1) Paint adhesion The clear-coated metal plate produced by the above method was immersed in boiling water for 60 minutes. Thereafter, in accordance with the cross cut test method described in JIS K 5400, a cross cut was made, and an Eriksen process of 7 mm was further performed. Adhesive tape (cellophane tape, manufactured by Nichiban Co., Ltd.) is applied to the processed part, and it is quickly pulled diagonally at a 45 ° angle to peel it off, and the number of grids peeled out of the 100 grids is counted. It was.

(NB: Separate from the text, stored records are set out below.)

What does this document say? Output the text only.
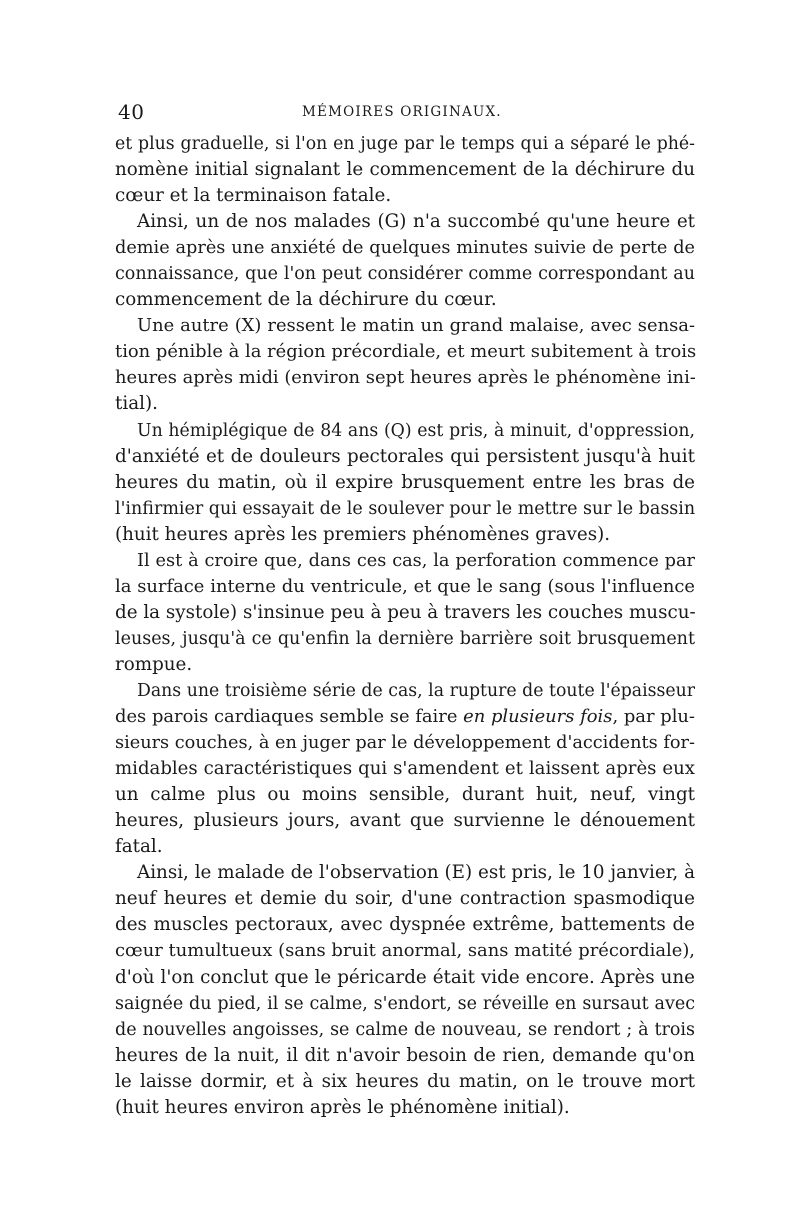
40	MÉMOIRES ORIGINAUX.
et plus graduelle, si l'on en juge par le temps qui a séparé le phé-
nomène initial signalant le commencement de la déchirure du
cœur et la terminaison fatale.
Ainsi, un de nos malades (G) n'a succombé qu'une heure et
demie après une anxiété de quelques minutes suivie de perte de
connaissance, que l'on peut considérer comme correspondant au
commencement de la déchirure du cœur.
Une autre (X) ressent le matin un grand malaise, avec sensa-
tion pénible à la région précordiale, et meurt subitement à trois
heures après midi (environ sept heures après le phénomène ini-
tial).
Un hémiplégique de 84 ans (Q) est pris, à minuit, d'oppression,
d'anxiété et de douleurs pectorales qui persistent jusqu'à huit
heures du matin, où il expire brusquement entre les bras de
l'infirmier qui essayait de le soulever pour le mettre sur le bassin
(huit heures après les premiers phénomènes graves).
Il est à croire que, dans ces cas, la perforation commence par
la surface interne du ventricule, et que le sang (sous l'influence
de la systole) s'insinue peu à peu à travers les couches muscu-
leuses, jusqu'à ce qu'enfin la dernière barrière soit brusquement
rompue.
Dans une troisième série de cas, la rupture de toute l'épaisseur
des parois cardiaques semble se faire en plusieurs fois, par plu-
sieurs couches, à en juger par le développement d'accidents for-
midables caractéristiques qui s'amendent et laissent après eux
un calme plus ou moins sensible, durant huit, neuf, vingt
heures, plusieurs jours, avant que survienne le dénouement
fatal.
Ainsi, le malade de l'observation (E) est pris, le 10 janvier, à
neuf heures et demie du soir, d'une contraction spasmodique
des muscles pectoraux, avec dyspnée extrême, battements de
cœur tumultueux (sans bruit anormal, sans matité précordiale),
d'où l'on conclut que le péricarde était vide encore. Après une
saignée du pied, il se calme, s'endort, se réveille en sursaut avec
de nouvelles angoisses, se calme de nouveau, se rendort ; à trois
heures de la nuit, il dit n'avoir besoin de rien, demande qu'on
le laisse dormir, et à six heures du matin, on le trouve mort
(huit heures environ après le phénomène initial).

Evaluation was made on a five-point scale according to the peeling standard shown in Table 1, and 3 or more were accepted.

2) Paint corrosion resistance test A sample for paint corrosion resistance test with the left and right cut end faces cut into upper and lower edges is prepared, and 5wt according to the neutral salt spray cycle test method described in JIS H8502. % NaCl aqueous solution spray (2 hours) → Dry (60 ° C, RH20% to 30%, 4 hours) → Wet (50 ° C, RH95% or more) 180 cycles to evaluate the maximum swollen width from the cut end face did. The evaluation was made on a scale of 5 based on the standard of the swollen width shown in Table 2, and 3 or more were accepted.

  Those that passed both the paint adhesion test and the corrosion resistance test were evaluated as good.

  Tables 3 to 7 show the evaluation results of the above tests for each metal plate. It is apparent that the present invention improves all of the naked corrosion resistance, coating film adhesion, and coating film corrosion resistance.

Claims (3)

A metal plate having an inorganic film on at least one side of the metal plate, the inorganic film being mainly composed of one or both of one or more metal oxides or metal hydroxides selected from Ti, Zr, and Si to a film, and the concentration of F which contained in the said coating 5 atomic% or more, 3 der less than 0 atomic% is, further Mg, Al, as an additional element one or more elements selected from Zn containing, feature content of less than 50 atomic% 0.1 atomic% or more Zn, the content is less than 30 atomic% or more 1 atomic% of Al, the content of Mg is an der Rukoto less than 30 atomic% or more 1 atomic% Chemical conversion treated metal plate.   The chemical conversion treatment metal plate according to claim 1, wherein at least a part of the metal component of the film has a bond with O and a bond with F. The chemical conversion treatment metal plate according to claim 1, wherein the additive element in the film has a bond with one or both of O and F.